The application of WTS could not only reliably detect all FGs revealed by common FGs screening but also found pathogenic (tier A) FGs in an additional 13.7% of cases. Moreover, WTS identified 187 novel FGs in this 1000 cases cohort. More than half of novel FGs comprised intra-chromosomal rearrangements, which are often missed by karyotype analysis. Therefore, WTS proved to be a powerful tool for FGs analysis and has unique advantages for identifying unknown rare or variant FGs. For example, more than 100 KMT2A partner genes have been identified, and multiplex-nested RT-PCR methods cannot fully cover them. Moreover, there must be varieties of KMT2A fusions that exist but have not yet been identified. Even for the FGs with relatively high incidence, they may also be missed due to the variant breakpoints in KMT2A, just as the 12 cases in the present study who had KMT2A fusions but showed negative results in FGs screening. Identifying FGs that can be used for sensitive MRD monitoring or with potential therapeutic relevance has critical clinical significance, particularly in cases so far lacking a respective marker or target. For instance, the use of JAK2 inhibitors might be of use for the patients harboring novel JAK2 fusions (ERC1-JAK2, NPHP3-JAK2, RNPC3-JAK2 [30], ROCK1-JAK2). In addition, the transcriptional data could provide comprehensive genetic information, including FGs, somatic mutations, tandem duplications, and gene expression. Integrated analysis of these genetic information has the potential to permit precise classification with risk assessment in acute leukemia cases and improve personalized treatment. Based on the experience of implementing WTS as a diagnostic tool in leukemia, Arindrarto et al. [31] showed that WTS is potential to replace all genetic tests for classification and risk assessment of AML except for metaphase cytogenetics.

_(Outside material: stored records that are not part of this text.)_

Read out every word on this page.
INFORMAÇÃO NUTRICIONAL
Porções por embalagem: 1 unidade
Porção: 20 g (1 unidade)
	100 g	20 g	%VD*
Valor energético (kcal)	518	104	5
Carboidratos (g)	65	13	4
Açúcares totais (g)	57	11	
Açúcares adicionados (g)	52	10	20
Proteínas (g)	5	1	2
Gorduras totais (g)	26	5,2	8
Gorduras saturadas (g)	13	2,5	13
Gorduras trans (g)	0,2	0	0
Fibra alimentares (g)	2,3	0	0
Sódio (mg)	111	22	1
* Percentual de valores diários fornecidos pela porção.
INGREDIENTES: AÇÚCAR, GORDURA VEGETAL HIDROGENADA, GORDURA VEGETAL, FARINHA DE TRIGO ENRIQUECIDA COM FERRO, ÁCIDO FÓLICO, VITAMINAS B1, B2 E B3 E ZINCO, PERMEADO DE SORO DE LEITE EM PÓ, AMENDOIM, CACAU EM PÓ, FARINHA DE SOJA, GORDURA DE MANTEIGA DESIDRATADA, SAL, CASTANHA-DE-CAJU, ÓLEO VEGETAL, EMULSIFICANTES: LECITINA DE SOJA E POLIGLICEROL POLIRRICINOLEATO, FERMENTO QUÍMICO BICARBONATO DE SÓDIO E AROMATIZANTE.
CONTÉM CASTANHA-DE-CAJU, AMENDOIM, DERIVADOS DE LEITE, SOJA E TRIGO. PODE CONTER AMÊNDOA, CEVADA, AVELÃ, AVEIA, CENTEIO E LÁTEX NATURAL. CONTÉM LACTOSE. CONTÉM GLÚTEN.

However, it is worth noting that most nonrecurrent fusion transcripts detected by massively parallel sequencing methods, including WTS, are merely stochastic events and non-pathogenic [32]. How to effectively analyze and differentiate the key FGs from multitudinous background sequences is a great challenge to the analysts’ professional background and analytical capabilities. Attention should also be paid to avoid the false-negative results caused by methodologies or analysis procedures. To better understand the pathological characteristics of FGs, we put forward the conception of FG-FM and classified the final FGs list into four tiers based on our current understanding of their pathogenic impact. FGs in the same FG-FM share commonalities in pathological and clinical features in general, and attention should also be paid to the influence of partner genes on the pathogenicity of FGs. If both FG partners are protagonist genes of one FG-FM, the FG should be classified mainly according to its major pathogenicity and corresponding clinical features. For example, PAX5-JAK2 should be classified under JAK2-FM rather than PAX5-FM since the gene expression signature and the clinical manifestations of PAX5-JAK2-positive ALL are similar to BCR-ABL1-like ALL.

Taken together, WTS has provided a powerful methodology for deciphering the real FG map in acute leukemia comprehensively. Moreover, the map will be increasingly more precise, with the improved ability to analyze the pathological significance of novel FGs and the continuous enrichment of various databases. We described the map of FGs detected in a large cohort of acute leukemias and revealed a considerable number of FGs that have clinical relevance but have not been previously recognized. Classifying FGs according to FG-FMs can help us better understand their pathological significance and suggest new classification patterns for acute leukemia. WTS is a valuable tool and should be recommended in the routine diagnostic workup of acute leukemia.